What patients ask after their first close call.
I wear progressives and I love them. Do I really need a separate pair for walking?+
Maybe not. Many people walk just fine in progressives their whole life. But if you've stumbled going down stairs, if you tilt your head to look down, or if your balance feels worse with them on than off — that's evidence. We can test it in office. Often a single-vision distance pair just for walking is the simplest fix.
My doctor says I have cataracts but they're "not ready." Should I wait?+
"Not ready" used to mean "not bad enough for insurance to cover surgery." That bar has dropped — Medicare and most insurers now cover surgery when cataracts affect daily activities like driving or reading. If falls or near-falls are happening, that's a daily-activity impact. Worth a re-discussion.
What's "contrast sensitivity" and why does it matter?+
Reading the eye chart measures acuity — whether you can see crisp black letters on a bright white background. Contrast sensitivity measures whether you can tell gray-on-gray apart — like a curb against pavement at dusk, or the edge of a stair in dim light. It declines with age before acuity does. It's why someone with "20/20 vision" can still misjudge a step.
Are bifocals or progressives more dangerous for older walkers?+
Either can be, if the wearer hasn't adjusted. Bifocals have a hard visible line — your foot may seem to "jump" at that line on stairs. Progressives have a soft transition, but the bottom is for reading, so the ground blurs when you look down. For most people, the fix isn't choosing between them — it's having a second pair of single-vision distance glasses for walking and stairs.
I had a fall but I didn't get hurt. Do I still need to come in?+
Yes. A fall without injury is luck, not safety. Your next fall could break a hip. The exam looks for the underlying cause — outdated prescription, cataracts, peripheral vision loss, depth issues — that you can't feel yourself. Bring up the fall even if "nothing happened." Especially then.
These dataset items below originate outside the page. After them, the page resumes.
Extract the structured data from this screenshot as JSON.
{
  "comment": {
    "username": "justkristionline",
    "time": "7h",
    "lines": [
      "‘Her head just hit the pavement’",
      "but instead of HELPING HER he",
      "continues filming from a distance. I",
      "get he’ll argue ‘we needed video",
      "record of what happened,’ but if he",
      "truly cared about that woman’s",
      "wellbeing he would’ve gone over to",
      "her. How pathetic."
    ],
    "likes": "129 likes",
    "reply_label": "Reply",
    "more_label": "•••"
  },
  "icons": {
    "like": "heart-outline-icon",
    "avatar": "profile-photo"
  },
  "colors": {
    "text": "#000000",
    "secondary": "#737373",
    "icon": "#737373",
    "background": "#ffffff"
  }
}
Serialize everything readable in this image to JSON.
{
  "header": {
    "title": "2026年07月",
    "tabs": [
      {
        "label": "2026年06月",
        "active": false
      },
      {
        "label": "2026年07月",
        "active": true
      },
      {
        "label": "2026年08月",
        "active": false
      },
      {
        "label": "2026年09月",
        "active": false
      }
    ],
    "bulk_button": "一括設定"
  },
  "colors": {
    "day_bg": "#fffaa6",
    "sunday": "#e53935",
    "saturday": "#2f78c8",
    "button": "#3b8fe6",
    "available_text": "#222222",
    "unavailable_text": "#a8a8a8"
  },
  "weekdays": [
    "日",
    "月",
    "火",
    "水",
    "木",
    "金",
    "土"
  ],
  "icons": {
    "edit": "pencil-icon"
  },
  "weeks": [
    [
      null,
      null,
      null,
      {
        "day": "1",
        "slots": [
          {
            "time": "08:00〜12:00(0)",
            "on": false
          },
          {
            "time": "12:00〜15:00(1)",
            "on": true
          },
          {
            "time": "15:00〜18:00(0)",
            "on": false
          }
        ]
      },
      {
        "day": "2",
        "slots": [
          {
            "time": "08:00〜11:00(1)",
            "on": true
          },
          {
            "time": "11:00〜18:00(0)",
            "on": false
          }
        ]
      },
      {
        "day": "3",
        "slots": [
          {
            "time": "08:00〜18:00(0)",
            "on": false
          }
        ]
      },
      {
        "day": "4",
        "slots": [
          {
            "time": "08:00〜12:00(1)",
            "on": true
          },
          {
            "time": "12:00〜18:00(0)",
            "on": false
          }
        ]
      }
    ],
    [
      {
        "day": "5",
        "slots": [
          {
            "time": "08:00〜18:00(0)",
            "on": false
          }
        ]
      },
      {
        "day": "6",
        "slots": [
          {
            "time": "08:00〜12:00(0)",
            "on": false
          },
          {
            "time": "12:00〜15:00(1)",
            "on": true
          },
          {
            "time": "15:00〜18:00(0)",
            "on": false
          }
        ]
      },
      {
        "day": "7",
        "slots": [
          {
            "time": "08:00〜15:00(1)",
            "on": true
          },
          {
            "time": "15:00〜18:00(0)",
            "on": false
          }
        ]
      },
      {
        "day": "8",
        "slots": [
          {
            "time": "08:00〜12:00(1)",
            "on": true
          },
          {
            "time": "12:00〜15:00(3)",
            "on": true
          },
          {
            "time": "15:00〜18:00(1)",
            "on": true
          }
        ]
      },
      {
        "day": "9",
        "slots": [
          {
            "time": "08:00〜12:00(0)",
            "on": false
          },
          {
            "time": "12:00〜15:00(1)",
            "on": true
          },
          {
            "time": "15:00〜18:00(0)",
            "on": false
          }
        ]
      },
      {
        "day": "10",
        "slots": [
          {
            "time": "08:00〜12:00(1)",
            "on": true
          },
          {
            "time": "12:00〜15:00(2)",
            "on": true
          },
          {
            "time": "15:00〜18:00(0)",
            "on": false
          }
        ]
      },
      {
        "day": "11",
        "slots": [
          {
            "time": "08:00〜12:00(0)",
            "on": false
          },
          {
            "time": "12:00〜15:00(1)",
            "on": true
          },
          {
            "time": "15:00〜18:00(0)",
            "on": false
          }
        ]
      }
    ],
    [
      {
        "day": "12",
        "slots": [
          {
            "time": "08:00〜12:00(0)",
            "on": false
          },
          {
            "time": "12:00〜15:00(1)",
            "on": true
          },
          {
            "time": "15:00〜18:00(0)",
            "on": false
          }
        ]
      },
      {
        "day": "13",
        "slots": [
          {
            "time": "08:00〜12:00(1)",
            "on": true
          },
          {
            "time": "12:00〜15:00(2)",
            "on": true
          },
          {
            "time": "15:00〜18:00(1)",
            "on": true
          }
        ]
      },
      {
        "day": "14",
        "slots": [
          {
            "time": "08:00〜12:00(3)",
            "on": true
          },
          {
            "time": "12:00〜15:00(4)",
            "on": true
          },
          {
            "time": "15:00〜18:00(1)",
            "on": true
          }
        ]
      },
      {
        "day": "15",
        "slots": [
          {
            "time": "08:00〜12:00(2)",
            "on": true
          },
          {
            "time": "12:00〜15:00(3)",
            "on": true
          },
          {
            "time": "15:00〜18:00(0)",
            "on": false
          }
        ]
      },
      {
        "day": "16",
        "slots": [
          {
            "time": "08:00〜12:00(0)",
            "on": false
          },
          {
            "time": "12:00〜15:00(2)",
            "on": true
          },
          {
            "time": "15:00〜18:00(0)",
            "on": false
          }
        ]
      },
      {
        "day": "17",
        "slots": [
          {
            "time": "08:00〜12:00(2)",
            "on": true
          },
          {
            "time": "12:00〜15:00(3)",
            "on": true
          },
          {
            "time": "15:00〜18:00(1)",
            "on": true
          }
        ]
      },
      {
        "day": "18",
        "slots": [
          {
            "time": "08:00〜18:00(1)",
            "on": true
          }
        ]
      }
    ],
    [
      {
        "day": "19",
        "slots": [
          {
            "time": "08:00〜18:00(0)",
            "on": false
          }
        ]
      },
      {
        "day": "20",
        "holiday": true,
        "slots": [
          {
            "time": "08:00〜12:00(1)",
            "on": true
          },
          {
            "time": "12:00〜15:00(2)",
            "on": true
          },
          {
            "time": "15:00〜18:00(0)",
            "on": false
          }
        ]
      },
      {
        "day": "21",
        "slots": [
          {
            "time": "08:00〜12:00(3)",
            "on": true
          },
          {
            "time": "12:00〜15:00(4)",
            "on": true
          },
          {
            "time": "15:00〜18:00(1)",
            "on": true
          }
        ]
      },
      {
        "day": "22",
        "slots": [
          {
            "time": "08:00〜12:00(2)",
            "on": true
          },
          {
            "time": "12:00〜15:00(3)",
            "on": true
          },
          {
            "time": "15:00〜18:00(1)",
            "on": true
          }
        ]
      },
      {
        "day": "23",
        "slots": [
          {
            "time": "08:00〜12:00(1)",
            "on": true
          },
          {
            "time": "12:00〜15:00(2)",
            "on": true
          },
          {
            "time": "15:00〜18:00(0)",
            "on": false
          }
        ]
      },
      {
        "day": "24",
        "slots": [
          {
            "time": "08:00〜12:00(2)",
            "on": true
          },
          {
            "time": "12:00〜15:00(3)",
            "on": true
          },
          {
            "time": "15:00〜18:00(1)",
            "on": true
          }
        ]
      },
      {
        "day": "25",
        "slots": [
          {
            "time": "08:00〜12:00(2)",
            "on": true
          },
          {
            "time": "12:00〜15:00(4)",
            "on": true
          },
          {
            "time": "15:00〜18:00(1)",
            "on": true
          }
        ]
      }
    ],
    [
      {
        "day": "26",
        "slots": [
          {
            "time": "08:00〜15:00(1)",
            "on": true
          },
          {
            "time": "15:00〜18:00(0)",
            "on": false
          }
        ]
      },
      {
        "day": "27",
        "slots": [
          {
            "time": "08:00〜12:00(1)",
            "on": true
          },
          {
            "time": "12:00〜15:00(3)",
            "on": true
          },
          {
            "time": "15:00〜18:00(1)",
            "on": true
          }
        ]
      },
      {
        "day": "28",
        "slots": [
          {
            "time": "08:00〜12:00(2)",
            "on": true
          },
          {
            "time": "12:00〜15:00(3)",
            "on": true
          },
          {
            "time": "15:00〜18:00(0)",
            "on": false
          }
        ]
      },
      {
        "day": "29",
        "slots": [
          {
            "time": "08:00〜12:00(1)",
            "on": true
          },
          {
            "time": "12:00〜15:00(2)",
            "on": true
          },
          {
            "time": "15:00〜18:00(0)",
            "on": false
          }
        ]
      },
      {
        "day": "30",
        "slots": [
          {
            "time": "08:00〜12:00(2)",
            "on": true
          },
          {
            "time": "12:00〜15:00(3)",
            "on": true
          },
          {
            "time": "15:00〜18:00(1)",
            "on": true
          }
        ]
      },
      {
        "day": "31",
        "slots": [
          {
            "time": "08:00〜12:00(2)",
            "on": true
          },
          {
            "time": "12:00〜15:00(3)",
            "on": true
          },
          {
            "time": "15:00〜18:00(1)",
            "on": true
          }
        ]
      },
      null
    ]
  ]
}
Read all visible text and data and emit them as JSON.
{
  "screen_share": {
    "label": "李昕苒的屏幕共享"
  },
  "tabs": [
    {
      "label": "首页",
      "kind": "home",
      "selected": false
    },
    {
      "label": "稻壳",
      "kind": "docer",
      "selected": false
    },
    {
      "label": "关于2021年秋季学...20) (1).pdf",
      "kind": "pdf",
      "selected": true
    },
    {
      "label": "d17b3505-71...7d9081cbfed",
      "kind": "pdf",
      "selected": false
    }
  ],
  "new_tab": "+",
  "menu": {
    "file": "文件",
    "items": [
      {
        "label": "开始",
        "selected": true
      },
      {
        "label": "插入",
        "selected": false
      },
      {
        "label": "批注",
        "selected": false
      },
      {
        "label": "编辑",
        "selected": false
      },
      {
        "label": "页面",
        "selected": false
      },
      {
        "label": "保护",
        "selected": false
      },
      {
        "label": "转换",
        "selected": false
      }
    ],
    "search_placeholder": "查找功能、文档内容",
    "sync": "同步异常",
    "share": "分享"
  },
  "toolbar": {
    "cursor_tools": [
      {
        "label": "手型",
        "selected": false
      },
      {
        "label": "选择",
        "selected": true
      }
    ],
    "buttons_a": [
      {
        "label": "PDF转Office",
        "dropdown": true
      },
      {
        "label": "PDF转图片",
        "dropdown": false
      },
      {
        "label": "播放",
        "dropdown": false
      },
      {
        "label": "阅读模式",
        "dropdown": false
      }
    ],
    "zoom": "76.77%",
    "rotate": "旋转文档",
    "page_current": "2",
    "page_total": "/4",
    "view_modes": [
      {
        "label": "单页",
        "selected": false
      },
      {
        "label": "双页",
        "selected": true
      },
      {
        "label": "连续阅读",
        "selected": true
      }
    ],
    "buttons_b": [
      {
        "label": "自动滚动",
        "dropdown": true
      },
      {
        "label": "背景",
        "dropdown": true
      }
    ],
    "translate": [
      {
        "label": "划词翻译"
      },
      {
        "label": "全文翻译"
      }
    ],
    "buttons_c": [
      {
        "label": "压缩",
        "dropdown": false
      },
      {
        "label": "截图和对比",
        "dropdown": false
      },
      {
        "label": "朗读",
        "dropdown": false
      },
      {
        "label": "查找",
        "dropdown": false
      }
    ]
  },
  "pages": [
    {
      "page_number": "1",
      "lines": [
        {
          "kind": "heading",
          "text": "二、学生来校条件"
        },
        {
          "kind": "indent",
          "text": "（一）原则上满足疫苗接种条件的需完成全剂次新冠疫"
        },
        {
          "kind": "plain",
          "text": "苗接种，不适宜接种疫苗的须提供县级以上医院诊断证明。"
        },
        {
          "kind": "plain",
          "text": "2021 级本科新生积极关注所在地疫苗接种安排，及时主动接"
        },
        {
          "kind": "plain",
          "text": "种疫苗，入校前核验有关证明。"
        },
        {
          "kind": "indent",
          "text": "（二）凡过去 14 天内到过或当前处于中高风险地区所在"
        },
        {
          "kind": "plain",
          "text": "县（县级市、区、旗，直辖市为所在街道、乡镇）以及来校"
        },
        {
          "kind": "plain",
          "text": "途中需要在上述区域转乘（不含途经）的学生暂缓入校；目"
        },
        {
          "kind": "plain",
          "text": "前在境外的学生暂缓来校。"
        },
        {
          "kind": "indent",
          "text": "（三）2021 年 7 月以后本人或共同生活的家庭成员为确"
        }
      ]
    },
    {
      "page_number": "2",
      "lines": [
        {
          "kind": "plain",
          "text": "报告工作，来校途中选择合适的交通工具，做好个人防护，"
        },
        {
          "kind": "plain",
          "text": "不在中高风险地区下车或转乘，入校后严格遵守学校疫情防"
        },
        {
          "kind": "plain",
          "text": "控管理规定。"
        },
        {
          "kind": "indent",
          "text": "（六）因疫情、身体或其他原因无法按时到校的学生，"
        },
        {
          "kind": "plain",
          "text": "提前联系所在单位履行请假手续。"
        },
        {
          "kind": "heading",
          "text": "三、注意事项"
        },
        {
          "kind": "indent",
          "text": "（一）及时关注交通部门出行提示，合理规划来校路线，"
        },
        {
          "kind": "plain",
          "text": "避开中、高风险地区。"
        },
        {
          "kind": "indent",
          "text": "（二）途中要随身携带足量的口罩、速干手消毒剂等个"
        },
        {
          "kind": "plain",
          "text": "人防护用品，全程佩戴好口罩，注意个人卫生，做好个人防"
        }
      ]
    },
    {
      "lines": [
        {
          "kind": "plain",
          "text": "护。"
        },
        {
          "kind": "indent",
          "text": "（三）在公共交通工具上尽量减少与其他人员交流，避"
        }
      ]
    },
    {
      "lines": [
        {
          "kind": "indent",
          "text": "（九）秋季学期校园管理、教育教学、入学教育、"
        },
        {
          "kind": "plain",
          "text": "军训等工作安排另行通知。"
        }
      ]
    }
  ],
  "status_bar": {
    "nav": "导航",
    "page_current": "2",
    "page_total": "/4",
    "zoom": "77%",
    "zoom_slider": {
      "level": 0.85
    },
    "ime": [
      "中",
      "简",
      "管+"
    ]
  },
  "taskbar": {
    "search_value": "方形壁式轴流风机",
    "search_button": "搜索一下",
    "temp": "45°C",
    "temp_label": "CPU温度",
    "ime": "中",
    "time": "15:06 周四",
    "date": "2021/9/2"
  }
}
Will Medicare cover a fall-risk eye assessment?+
Original Medicare covers a comprehensive medical eye exam if you have a qualifying condition (diabetes, glaucoma risk, history of cataracts, etc.) or are being seen for a medical complaint — and "I've had a fall" qualifies. We bill that as a medical visit, not a routine vision exam. We're happy to verify your specific coverage before the appointment.